Westerly winds push Portuguese Man O’ War back into bay
They may be smaller but they are just as painful, warns Marine Biologist Lewis Stagnetto about the most recent influx of Portuguese Man O’ War in Gibraltar’s waters over the weekend.
“Although rare at this time of year, the reoccurrence of the Portuguese Man O’ War is due to the storms we have had lately,” said Mr Stagnetto.
“The latest influx seems to have brought some smaller specimens which are far harder to spot but pleased be warned, their sting is just as painful,” he added.
The public is advised that washed up colonies can still sting and to consult their doctor or vet should this happen.
The amount of plastics in our oceans is one of the reasons there has been an increase in the number of Portuguese Man O’ War.

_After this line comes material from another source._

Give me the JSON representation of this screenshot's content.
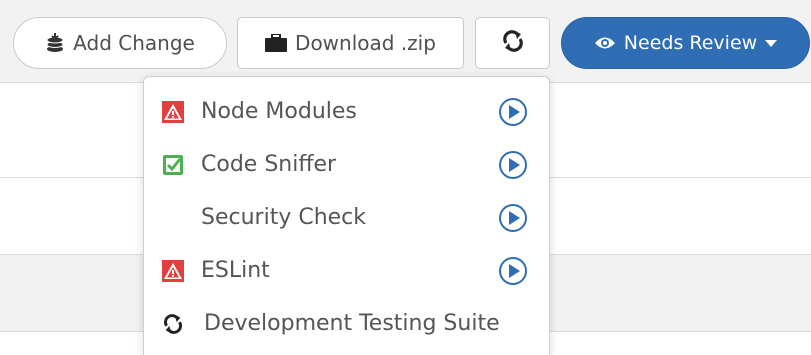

“A top predator is turtles whose numbers are being reduced drastically through plastic ingestion or entanglements,” Mr Stagnetto said.
“Fewer predators mean an increase in the number of these organisms surviving as any beach goer can attest to.”
Typically, each colony of Portuguese Man O’ War lives for around one year.
The Portuguese Man O’ War [its scientific name is siphonophore Physalia physalis] are commonly mistaken as jellyfish.
In a press release over the weekend TNP described them stating “each bladder is a colony of animals so best think of them as small floating cites. Each tentacle is a separate animal unlike the true jellyfish.”